In between shooting lessons, children are instructed in the art of making dangerous weapons from everyday objects. "Dutch Arrows" are manufactured from string and sharpened garden canes, and the BNP website reports that one 13-year-old boy was able to launch an arrow more than 150 metres. Police have confirmed that the darts, if used outside the supervised campsite setting, could constitute offensive weapons.
The BNP told the Sunday Herald that it will roll out camps across Scotland within the next year, and adult activists are using social networking sites such as Bebo to recruit youngsters to the BNP's hardline nationalist cause.
BNP youth leader Mike Howson, a former soldier, said: "We eventually plan to have camps in all the regions. We've achieved our targets for youth recruitment in Scotland. We'll be doing camps there within the next 12 months."
The BNP has applied for government funding to pay for the camps, he added, but has so far been unsuccessful in its bid for state cash. Applications are now being made to charities.
Despite its claims to be a mainstream party, the BNP has faced censure in the past for its alignment with European fascist groups and the Nazi overtones of some of its actions.

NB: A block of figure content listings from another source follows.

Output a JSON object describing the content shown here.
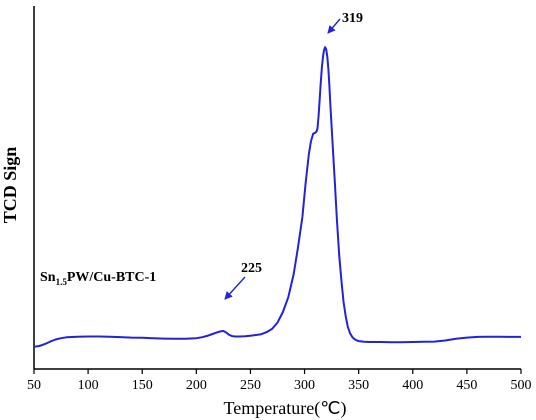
{
  "chart_data": {
    "type": "line",
    "xlabel": "Temperature(℃)",
    "ylabel": "TCD Sign",
    "xlim": [
      50,
      500
    ],
    "x_ticks": [
      50,
      100,
      150,
      200,
      250,
      300,
      350,
      400,
      450,
      500
    ],
    "y_ticks_labeled": false,
    "grid": false,
    "legend": "none",
    "line_color": "#2222dd",
    "series": [
      {
        "x": [
          50,
          55,
          60,
          65,
          70,
          75,
          80,
          90,
          100,
          110,
          120,
          130,
          140,
          150,
          160,
          170,
          180,
          190,
          200,
          205,
          210,
          215,
          220,
          223,
          225,
          228,
          230,
          233,
          236,
          240,
          245,
          250,
          255,
          260,
          265,
          270,
          275,
          280,
          285,
          290,
          294,
          298,
          301,
          304,
          306,
          308,
          310,
          311,
          312,
          313,
          314,
          315,
          316,
          317,
          318,
          319,
          320,
          321,
          322,
          323,
          324,
          326,
          328,
          330,
          332,
          334,
          336,
          338,
          340,
          342,
          344,
          346,
          348,
          350,
          355,
          360,
          370,
          380,
          390,
          400,
          410,
          420,
          430,
          440,
          450,
          460,
          470,
          480,
          490,
          500
        ],
        "y": [
          0.5,
          0.9,
          1.8,
          3.0,
          4.0,
          4.6,
          5.0,
          5.3,
          5.4,
          5.4,
          5.3,
          5.1,
          4.9,
          4.8,
          4.6,
          4.4,
          4.3,
          4.3,
          4.6,
          5.0,
          5.7,
          6.6,
          7.5,
          7.9,
          8.0,
          7.2,
          6.3,
          5.6,
          5.4,
          5.4,
          5.5,
          5.8,
          6.1,
          6.5,
          7.5,
          9.0,
          12.0,
          17.0,
          24.0,
          35.0,
          48.0,
          62.0,
          78.0,
          92.0,
          98.0,
          101.5,
          102.0,
          102.5,
          104.0,
          110.0,
          118.0,
          126.0,
          133.0,
          138.0,
          141.0,
          142.5,
          141.5,
          138.0,
          132.0,
          124.0,
          114.0,
          96.0,
          78.0,
          60.0,
          44.0,
          32.0,
          22.0,
          15.0,
          10.0,
          7.0,
          5.2,
          4.2,
          3.6,
          3.2,
          2.9,
          2.8,
          2.8,
          2.7,
          2.7,
          2.8,
          2.9,
          3.0,
          3.5,
          4.3,
          4.9,
          5.2,
          5.3,
          5.3,
          5.2,
          5.2
        ]
      }
    ],
    "annotations": [
      {
        "label": "319",
        "x": 319
      },
      {
        "label": "225",
        "x": 225
      }
    ],
    "sample_label": {
      "prefix": "Sn",
      "subscript": "1.5",
      "suffix": "PW/Cu-BTC-1"
    }
  }
}
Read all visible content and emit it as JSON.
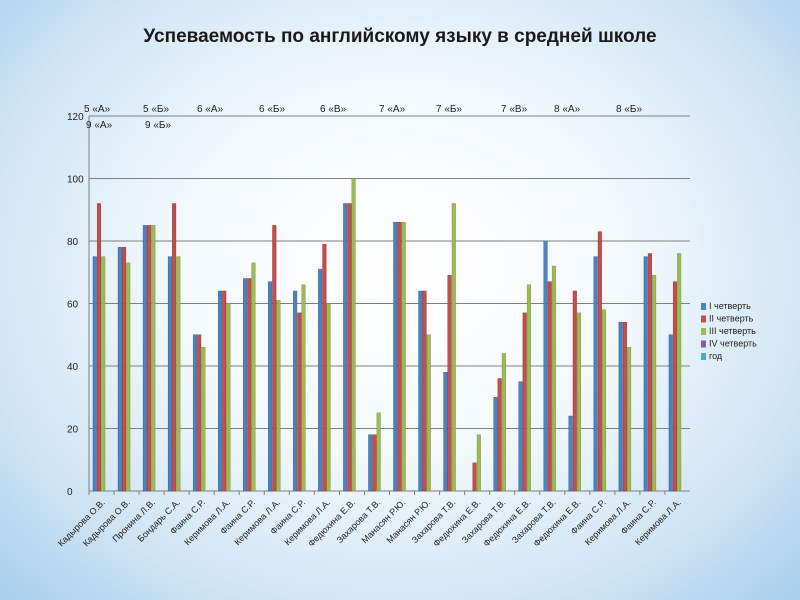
{
  "title": "Успеваемость по английскому языку в средней школе",
  "chart_data": {
    "type": "bar",
    "ylim": [
      0,
      120
    ],
    "yticks": [
      0,
      20,
      40,
      60,
      80,
      100,
      120
    ],
    "grid": true,
    "legend_position": "right",
    "class_labels_row1": [
      "5 «А»",
      "5 «Б»",
      "6 «А»",
      "6 «Б»",
      "6 «В»",
      "7 «А»",
      "7 «Б»",
      "7 «В»",
      "8 «А»",
      "8 «Б»"
    ],
    "class_labels_row2": [
      "9 «А»",
      "9 «Б»"
    ],
    "categories": [
      "Кадырова О.В.",
      "Кадырова О.В.",
      "Пронина Л.В.",
      "Бондарь С.А.",
      "Фаина С.Р.",
      "Керимова Л.А.",
      "Фаина С.Р.",
      "Керимова Л.А.",
      "Фаина С.Р.",
      "Керимова Л.А.",
      "Федюхина Е.В.",
      "Захарова Т.В.",
      "Манасян Р.Ю.",
      "Манасян Р.Ю.",
      "Захарова Т.В.",
      "Федюхина Е.В.",
      "Захарова Т.В.",
      "Федюхина Е.В.",
      "Захарова Т.В.",
      "Федюхина Е.В.",
      "Фаина С.Р.",
      "Керимова Л.А.",
      "Фаина С.Р.",
      "Керимова Л.А."
    ],
    "series": [
      {
        "name": "I четверть",
        "color": "#4f81bd",
        "values": [
          75,
          78,
          85,
          75,
          50,
          64,
          68,
          67,
          64,
          71,
          92,
          18,
          86,
          64,
          38,
          0,
          30,
          35,
          80,
          24,
          75,
          54,
          75,
          50
        ]
      },
      {
        "name": "II четверть",
        "color": "#c0504d",
        "values": [
          92,
          78,
          85,
          92,
          50,
          64,
          68,
          85,
          57,
          79,
          92,
          18,
          86,
          64,
          69,
          9,
          36,
          57,
          67,
          64,
          83,
          54,
          76,
          67
        ]
      },
      {
        "name": "III четверть",
        "color": "#9bbb59",
        "values": [
          75,
          73,
          85,
          75,
          46,
          60,
          73,
          61,
          66,
          60,
          100,
          25,
          86,
          50,
          92,
          18,
          44,
          66,
          72,
          57,
          58,
          46,
          69,
          76
        ]
      },
      {
        "name": "IV четверть",
        "color": "#8064a2",
        "values": [
          null,
          null,
          null,
          null,
          null,
          null,
          null,
          null,
          null,
          null,
          null,
          null,
          null,
          null,
          null,
          null,
          null,
          null,
          null,
          null,
          null,
          null,
          null,
          null
        ]
      },
      {
        "name": "год",
        "color": "#4bacc6",
        "values": [
          null,
          null,
          null,
          null,
          null,
          null,
          null,
          null,
          null,
          null,
          null,
          null,
          null,
          null,
          null,
          null,
          null,
          null,
          null,
          null,
          null,
          null,
          null,
          null
        ]
      }
    ]
  }
}
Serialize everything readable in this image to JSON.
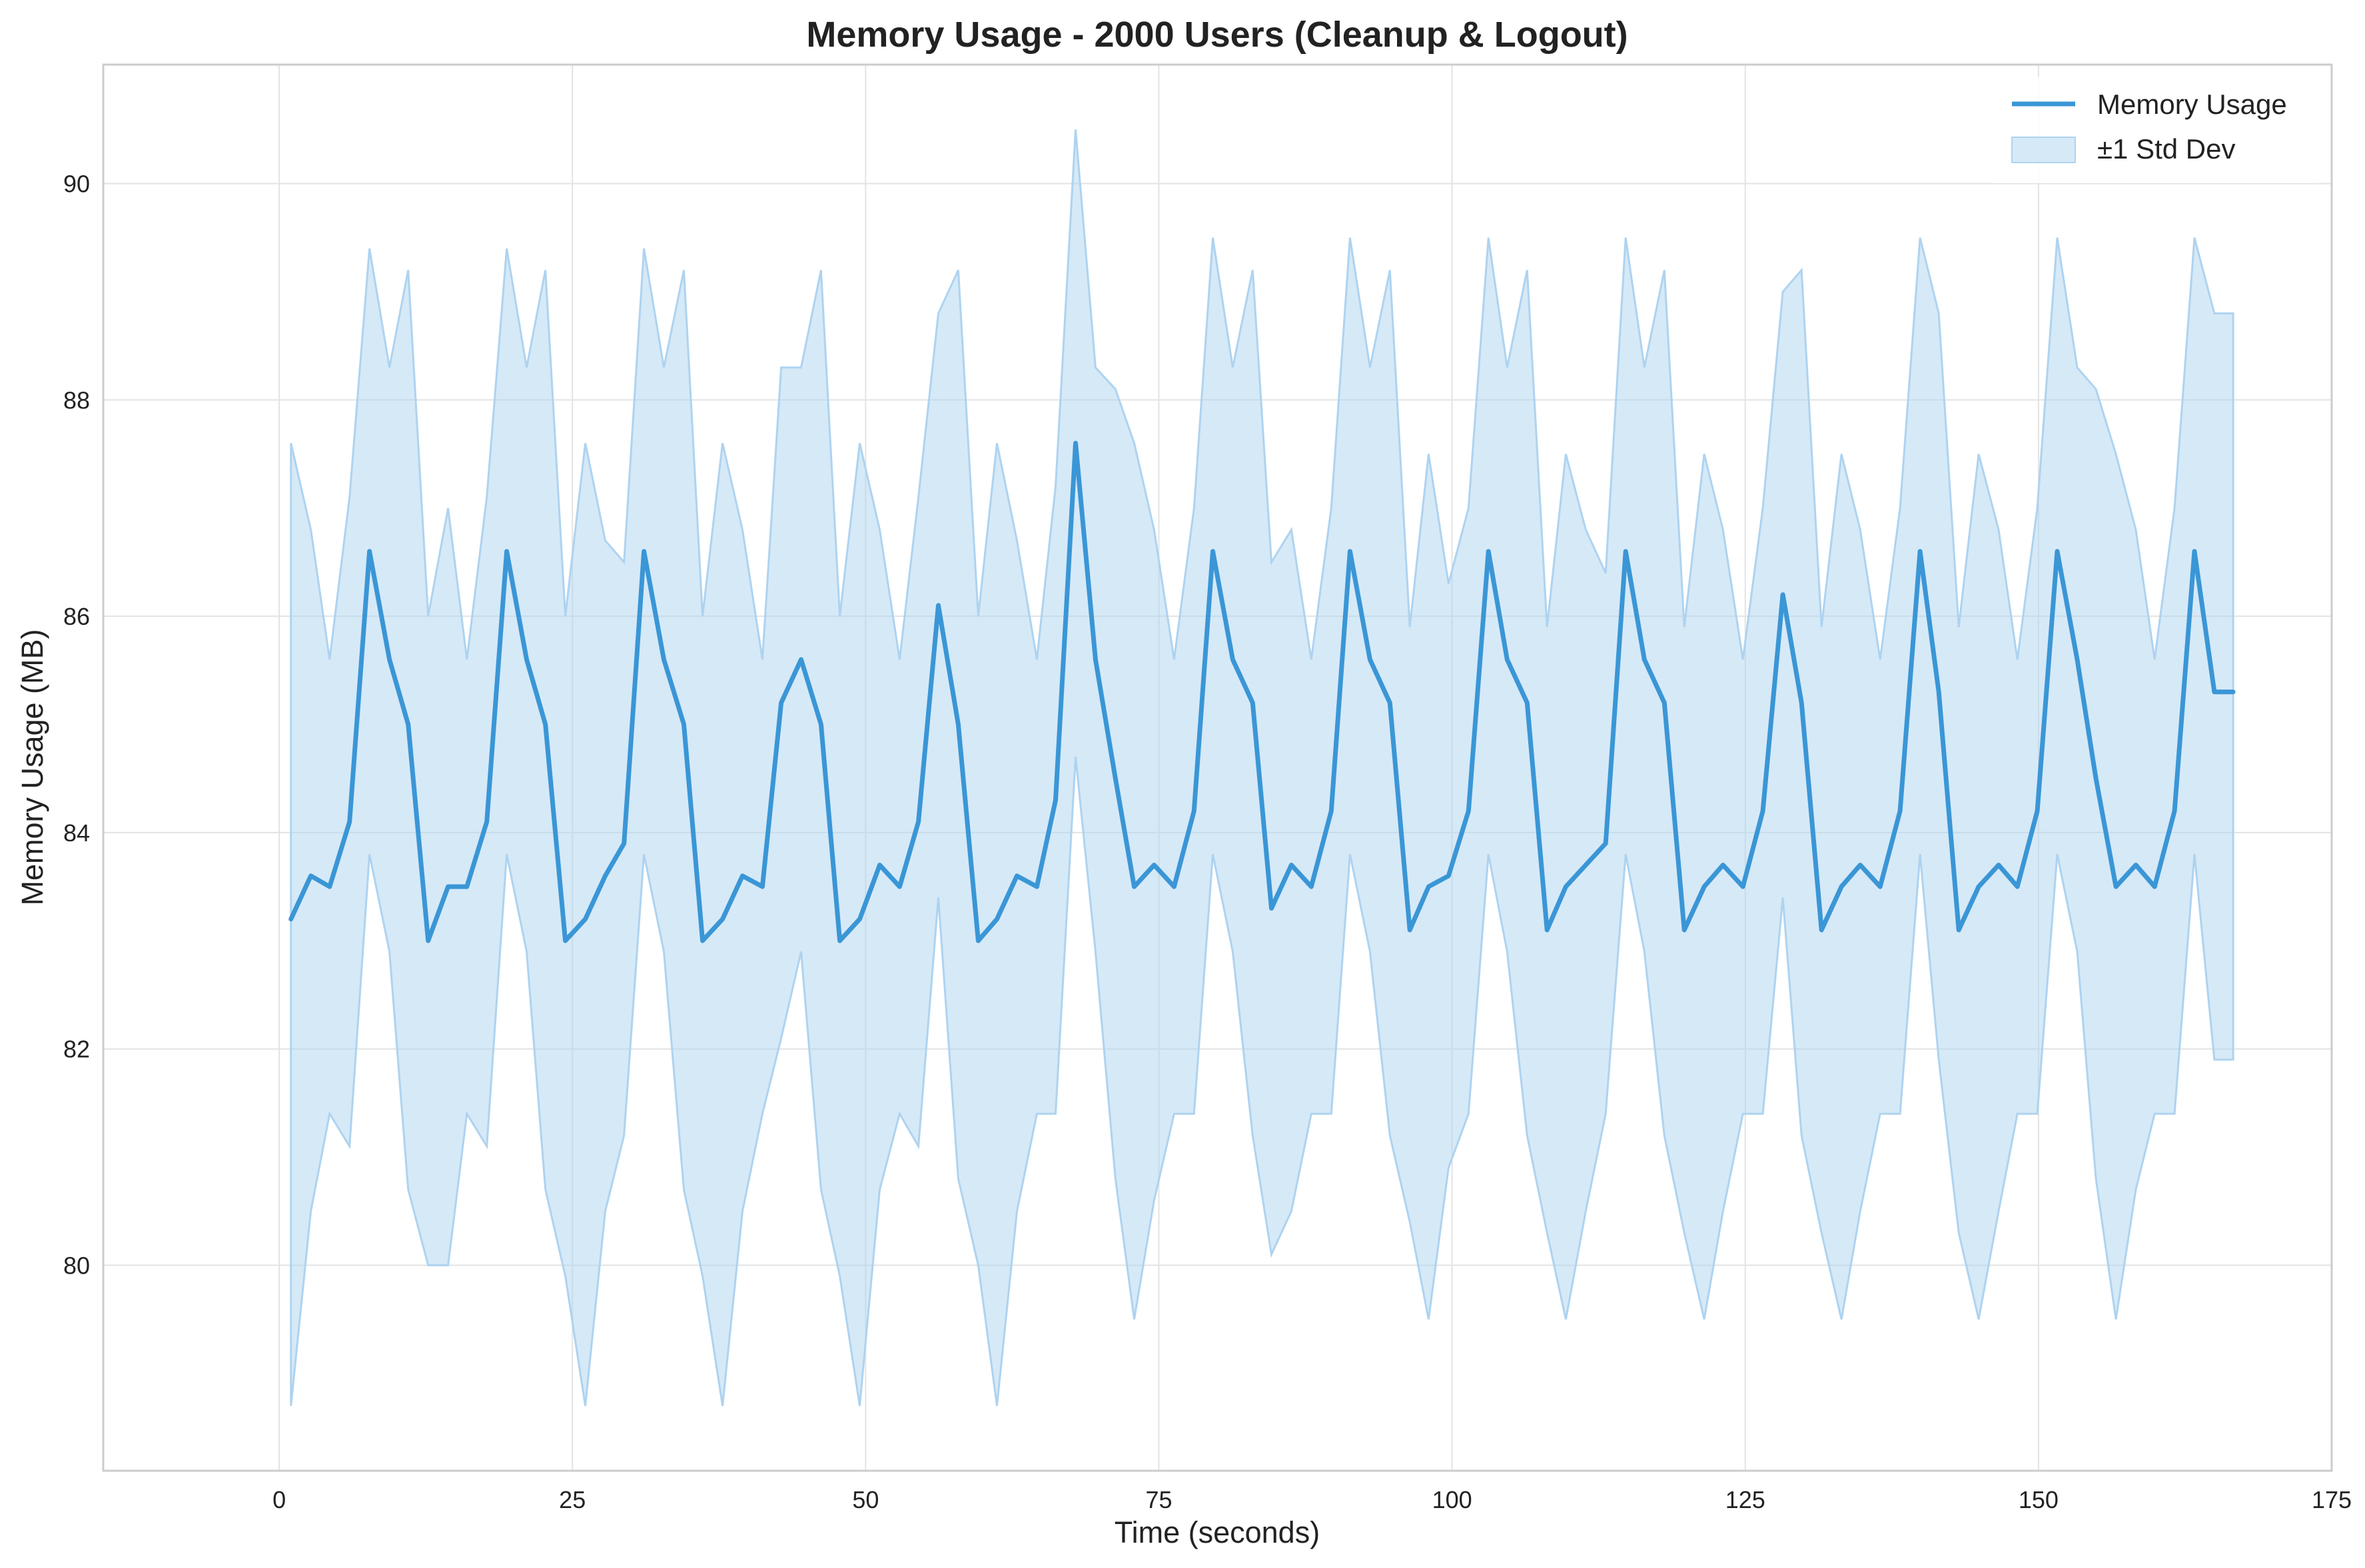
{
  "chart_data": {
    "type": "line",
    "title": "Memory Usage - 2000 Users (Cleanup & Logout)",
    "xlabel": "Time (seconds)",
    "ylabel": "Memory Usage (MB)",
    "xlim": [
      -15,
      175
    ],
    "ylim": [
      78.1,
      91.1
    ],
    "xticks": [
      0,
      25,
      50,
      75,
      100,
      125,
      150,
      175
    ],
    "yticks": [
      80,
      82,
      84,
      86,
      88,
      90
    ],
    "grid": true,
    "legend_position": "top-right",
    "series_color": "#3a96d6",
    "band_color": "#aed3f0",
    "series": [
      {
        "name": "Memory Usage",
        "x": [
          1.0,
          2.7,
          4.3,
          6.0,
          7.7,
          9.4,
          11.0,
          12.7,
          14.4,
          16.0,
          17.7,
          19.4,
          21.1,
          22.7,
          24.4,
          26.1,
          27.8,
          29.4,
          31.1,
          32.8,
          34.5,
          36.1,
          37.8,
          39.5,
          41.2,
          42.8,
          44.5,
          46.2,
          47.8,
          49.5,
          51.2,
          52.9,
          54.5,
          56.2,
          57.9,
          59.6,
          61.2,
          62.9,
          64.6,
          66.2,
          67.9,
          69.6,
          71.3,
          72.9,
          74.6,
          76.3,
          78.0,
          79.6,
          81.3,
          83.0,
          84.6,
          86.3,
          88.0,
          89.7,
          91.3,
          93.0,
          94.7,
          96.4,
          98.0,
          99.7,
          101.4,
          103.1,
          104.7,
          106.4,
          108.1,
          109.7,
          111.4,
          113.1,
          114.8,
          116.4,
          118.1,
          119.8,
          121.5,
          123.1,
          124.8,
          126.5,
          128.2,
          129.8,
          131.5,
          133.2,
          134.8,
          136.5,
          138.2,
          139.9,
          141.5,
          143.2,
          144.9,
          146.6,
          148.2,
          149.9,
          151.6,
          153.3,
          154.9,
          156.6,
          158.3,
          159.9,
          161.6,
          163.3,
          165.0,
          166.6
        ],
        "values": [
          83.2,
          83.6,
          83.5,
          84.1,
          86.6,
          85.6,
          85.0,
          83.0,
          83.5,
          83.5,
          84.1,
          86.6,
          85.6,
          85.0,
          83.0,
          83.2,
          83.6,
          83.9,
          86.6,
          85.6,
          85.0,
          83.0,
          83.2,
          83.6,
          83.5,
          85.2,
          85.6,
          85.0,
          83.0,
          83.2,
          83.7,
          83.5,
          84.1,
          86.1,
          85.0,
          83.0,
          83.2,
          83.6,
          83.5,
          84.3,
          87.6,
          85.6,
          84.5,
          83.5,
          83.7,
          83.5,
          84.2,
          86.6,
          85.6,
          85.2,
          83.3,
          83.7,
          83.5,
          84.2,
          86.6,
          85.6,
          85.2,
          83.1,
          83.5,
          83.6,
          84.2,
          86.6,
          85.6,
          85.2,
          83.1,
          83.5,
          83.7,
          83.9,
          86.6,
          85.6,
          85.2,
          83.1,
          83.5,
          83.7,
          83.5,
          84.2,
          86.2,
          85.2,
          83.1,
          83.5,
          83.7,
          83.5,
          84.2,
          86.6,
          85.3,
          83.1,
          83.5,
          83.7,
          83.5,
          84.2,
          86.6,
          85.6,
          84.5,
          83.5,
          83.7,
          83.5,
          84.2,
          86.6,
          85.3,
          85.3
        ]
      },
      {
        "name": "±1 Std Dev",
        "upper": [
          87.6,
          86.8,
          85.6,
          87.1,
          89.4,
          88.3,
          89.2,
          86.0,
          87.0,
          85.6,
          87.1,
          89.4,
          88.3,
          89.2,
          86.0,
          87.6,
          86.7,
          86.5,
          89.4,
          88.3,
          89.2,
          86.0,
          87.6,
          86.8,
          85.6,
          88.3,
          88.3,
          89.2,
          86.0,
          87.6,
          86.8,
          85.6,
          87.1,
          88.8,
          89.2,
          86.0,
          87.6,
          86.7,
          85.6,
          87.2,
          90.5,
          88.3,
          88.1,
          87.6,
          86.8,
          85.6,
          87.0,
          89.5,
          88.3,
          89.2,
          86.5,
          86.8,
          85.6,
          87.0,
          89.5,
          88.3,
          89.2,
          85.9,
          87.5,
          86.3,
          87.0,
          89.5,
          88.3,
          89.2,
          85.9,
          87.5,
          86.8,
          86.4,
          89.5,
          88.3,
          89.2,
          85.9,
          87.5,
          86.8,
          85.6,
          87.0,
          89.0,
          89.2,
          85.9,
          87.5,
          86.8,
          85.6,
          87.0,
          89.5,
          88.8,
          85.9,
          87.5,
          86.8,
          85.6,
          87.0,
          89.5,
          88.3,
          88.1,
          87.5,
          86.8,
          85.6,
          87.0,
          89.5,
          88.8,
          88.8
        ],
        "lower": [
          78.7,
          80.5,
          81.4,
          81.1,
          83.8,
          82.9,
          80.7,
          80.0,
          80.0,
          81.4,
          81.1,
          83.8,
          82.9,
          80.7,
          79.9,
          78.7,
          80.5,
          81.2,
          83.8,
          82.9,
          80.7,
          79.9,
          78.7,
          80.5,
          81.4,
          82.1,
          82.9,
          80.7,
          79.9,
          78.7,
          80.7,
          81.4,
          81.1,
          83.4,
          80.8,
          80.0,
          78.7,
          80.5,
          81.4,
          81.4,
          84.7,
          82.9,
          80.8,
          79.5,
          80.6,
          81.4,
          81.4,
          83.8,
          82.9,
          81.2,
          80.1,
          80.5,
          81.4,
          81.4,
          83.8,
          82.9,
          81.2,
          80.4,
          79.5,
          80.9,
          81.4,
          83.8,
          82.9,
          81.2,
          80.3,
          79.5,
          80.5,
          81.4,
          83.8,
          82.9,
          81.2,
          80.3,
          79.5,
          80.5,
          81.4,
          81.4,
          83.4,
          81.2,
          80.3,
          79.5,
          80.5,
          81.4,
          81.4,
          83.8,
          81.9,
          80.3,
          79.5,
          80.5,
          81.4,
          81.4,
          83.8,
          82.9,
          80.8,
          79.5,
          80.7,
          81.4,
          81.4,
          83.8,
          81.9,
          81.9
        ]
      }
    ]
  }
}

Publicity material for the camps is designed to appeal to youths by offering a sense of inclusion and strength. An advert on the BNP's Bebo site promotes the organisation as a "big brother" to its young target audience. It boasts: "Only the YBNP and its big brother the BNP can secure a future for the indigenous children of this land."
Though party leaders say the youth camps are about "moral training" and education, they also aim to lure children with the promise of powerful roles within the adult wing of the party. "The youth wing can only get bigger and better, with older members already being fast-tracked into positions within the party," a BNP statement said.
Campaign groups responded furiously to news of the party's planned expansion among Scottish children. A spokesman for anti-fascist organisation Searchlight said: "Their attempts to politically indoctrinate Scottish youth with their messages of prejudice and division are sickening. There is no place in Scotland for these camp sites of hate."
The recent surge in BNP youth activity has been driven by a conference of European nationalists earlier this year, which brought extremist groups together to "preserve our shared white European heritage". Skinhead delegates from hard-right Czech and German youth groups joined their hosts from the Swedish National Democratic Youth movement.
Revelations over the training and political schooling of children will come as a blow to the BNP, which is struggling to assert itself as a legitimate political force in Thursday's European elections.
Party leader Griffin was convicted in 1998 of inciting racial hatred. He has also referred to the Holocaust as the Holohoax'. Griffin has long sought to emulate the mainstream success of Jean-Marie Le Pen, the right-wing leader of France's National Front. Despite his ambitions, the BNP has been thwarted in recent years by a string of high-profile scandals and exposés.
Senior officials have been caught on camera making bigoted remarks against non-Christians, non-whites and homosexuals, and the party has failed to find any success outside of a few English heartlands.
A message left on Griffin's mobile phone asking to discuss this article elicited the one-word text message response: "Priceless!"